Eliminate the Risk – If you can live without the asset that’s causing you risk, ditch it. The great news is that often a thorough vulnerability assessment will quickly identify risky assets, systems, or processes that can be eliminated immediately. We all have systems that are “just there” year after year because it was never anyone’s job to replace them. Sometimes their usefulness is long gone, but they present a risk that can be easily removed.
Implement Controls – If you have to keep the asset and it presents risks, there are many ways to decrease or manage that risk. This is where responsible firms learn to identify threats and vulnerabilities, prioritize and right-size their response, to mitigate as much of the risk as possible. It might involve changing a process to include an extra verification step, it might be dropping in a simple policy document for staff, or include a change to the technology used for your business. Even for technology risks, changes are usually small updates and occasional upgrades or replacements. For most firms these are 12 month plans with the highest priorities tackled immediately and others feathered into normal business cycles.
Transfer the Risk – Both through cyber liability insurance and in some cases outsourcing.
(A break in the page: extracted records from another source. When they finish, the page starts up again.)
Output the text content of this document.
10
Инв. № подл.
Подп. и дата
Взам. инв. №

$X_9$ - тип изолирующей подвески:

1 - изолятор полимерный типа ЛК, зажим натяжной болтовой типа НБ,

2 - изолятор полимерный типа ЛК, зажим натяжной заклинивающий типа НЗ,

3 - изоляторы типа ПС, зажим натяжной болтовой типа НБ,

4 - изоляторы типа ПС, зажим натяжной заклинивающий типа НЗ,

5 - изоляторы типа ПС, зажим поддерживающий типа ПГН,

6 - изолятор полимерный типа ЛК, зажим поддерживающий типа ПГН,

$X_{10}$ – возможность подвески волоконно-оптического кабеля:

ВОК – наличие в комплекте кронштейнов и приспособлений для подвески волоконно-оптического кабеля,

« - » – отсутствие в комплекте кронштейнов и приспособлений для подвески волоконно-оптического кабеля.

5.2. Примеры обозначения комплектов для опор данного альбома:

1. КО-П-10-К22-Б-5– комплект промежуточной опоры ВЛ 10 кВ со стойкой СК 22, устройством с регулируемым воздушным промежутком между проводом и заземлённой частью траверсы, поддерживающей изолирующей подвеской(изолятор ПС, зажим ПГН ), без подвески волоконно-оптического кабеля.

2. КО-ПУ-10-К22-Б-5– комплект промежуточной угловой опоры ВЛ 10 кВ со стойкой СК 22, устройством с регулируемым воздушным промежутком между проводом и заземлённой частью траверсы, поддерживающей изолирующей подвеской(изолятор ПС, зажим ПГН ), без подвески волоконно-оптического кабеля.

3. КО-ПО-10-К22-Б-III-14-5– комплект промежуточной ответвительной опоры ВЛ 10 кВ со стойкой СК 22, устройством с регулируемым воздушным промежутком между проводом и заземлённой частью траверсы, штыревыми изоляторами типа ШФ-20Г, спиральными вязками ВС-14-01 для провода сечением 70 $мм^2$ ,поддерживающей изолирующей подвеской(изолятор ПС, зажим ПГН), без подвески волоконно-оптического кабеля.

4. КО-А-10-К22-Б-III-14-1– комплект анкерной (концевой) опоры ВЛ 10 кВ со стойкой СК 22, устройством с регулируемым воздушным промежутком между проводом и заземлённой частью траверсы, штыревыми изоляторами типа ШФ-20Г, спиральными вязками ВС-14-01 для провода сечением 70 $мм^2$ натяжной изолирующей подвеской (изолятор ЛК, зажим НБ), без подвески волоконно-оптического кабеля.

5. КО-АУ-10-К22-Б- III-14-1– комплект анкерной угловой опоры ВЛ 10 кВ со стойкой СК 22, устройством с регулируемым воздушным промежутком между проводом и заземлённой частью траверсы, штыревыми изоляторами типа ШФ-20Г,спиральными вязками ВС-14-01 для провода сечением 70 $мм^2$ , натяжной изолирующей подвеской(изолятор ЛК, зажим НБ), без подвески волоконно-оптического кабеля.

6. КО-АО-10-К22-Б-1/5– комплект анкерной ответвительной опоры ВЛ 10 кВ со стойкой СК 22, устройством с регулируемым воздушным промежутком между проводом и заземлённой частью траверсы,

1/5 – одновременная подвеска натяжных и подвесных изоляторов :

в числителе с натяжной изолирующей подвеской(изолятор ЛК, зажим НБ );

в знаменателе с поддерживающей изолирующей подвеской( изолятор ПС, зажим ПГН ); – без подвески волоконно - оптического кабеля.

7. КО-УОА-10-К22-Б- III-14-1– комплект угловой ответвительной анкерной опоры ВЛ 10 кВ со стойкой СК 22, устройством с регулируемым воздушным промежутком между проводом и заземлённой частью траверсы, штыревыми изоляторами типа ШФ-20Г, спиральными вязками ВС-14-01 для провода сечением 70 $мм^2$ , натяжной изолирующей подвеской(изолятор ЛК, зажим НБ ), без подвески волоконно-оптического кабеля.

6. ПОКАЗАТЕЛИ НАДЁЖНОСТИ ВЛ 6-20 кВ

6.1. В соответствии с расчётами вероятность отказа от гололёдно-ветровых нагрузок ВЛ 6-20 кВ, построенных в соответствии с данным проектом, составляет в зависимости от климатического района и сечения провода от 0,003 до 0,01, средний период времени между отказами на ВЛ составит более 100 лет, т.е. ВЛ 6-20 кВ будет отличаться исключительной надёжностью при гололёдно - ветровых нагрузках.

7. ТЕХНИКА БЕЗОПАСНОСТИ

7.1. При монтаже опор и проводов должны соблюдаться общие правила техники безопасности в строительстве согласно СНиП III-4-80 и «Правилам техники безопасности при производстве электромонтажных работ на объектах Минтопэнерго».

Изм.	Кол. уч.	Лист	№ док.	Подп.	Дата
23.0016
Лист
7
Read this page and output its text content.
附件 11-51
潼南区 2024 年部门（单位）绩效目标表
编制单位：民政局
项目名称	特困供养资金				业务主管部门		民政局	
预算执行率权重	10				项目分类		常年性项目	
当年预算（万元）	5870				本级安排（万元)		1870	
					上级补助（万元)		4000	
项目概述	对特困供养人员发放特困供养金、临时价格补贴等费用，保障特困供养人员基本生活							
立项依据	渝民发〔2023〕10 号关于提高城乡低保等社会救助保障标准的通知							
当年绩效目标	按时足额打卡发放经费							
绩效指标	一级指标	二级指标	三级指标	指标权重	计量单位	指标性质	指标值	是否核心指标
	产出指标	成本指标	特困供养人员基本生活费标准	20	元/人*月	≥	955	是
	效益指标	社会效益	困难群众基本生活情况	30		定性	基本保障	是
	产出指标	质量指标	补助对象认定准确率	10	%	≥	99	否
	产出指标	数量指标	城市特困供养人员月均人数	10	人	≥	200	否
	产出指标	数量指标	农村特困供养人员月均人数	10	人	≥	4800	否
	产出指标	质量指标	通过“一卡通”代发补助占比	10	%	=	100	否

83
Moving assets to the cloud might appear to transfer risk, but cloud agreements are usually detailed and don’t eliminate your responsibility for sensitive data. Buyer beware. The insurance industry as a whole is getting much better about tackling these risks and providing a solution for very specific parts of the problem businesses face, but insurance never addresses all the risk.
Accept the Risk – Far from pulling the covers over our heads and hiding, there is a place for risk acceptance. When the item can’t be eliminated, the controls are far more expensive than the risk, and when no one will insure against the risk, firms have to accept risks. When it’s a business decision and considered carefully, it is an acceptable (pun intended) and defendable choice.
Are we there yet?
These days it looks like Risk Assessment and Risk Management are now (finally!) embedded in almost every cyber security standard and I/T process at some level. Given the foundational nature of this potentially simple process, this is a fantastic improvement. Even better news is that people are beginning to understand that risk assessment should be thorough, but that does not mean complex or impossible.
When we get risk assessment done well, everything else we do to mitigate cyber risk becomes considerably easier. We make better decisions about which processes and technology to keep, update, or change. We spend less money on solutions with questionable return. We decrease real risk to the business faster and with less cost.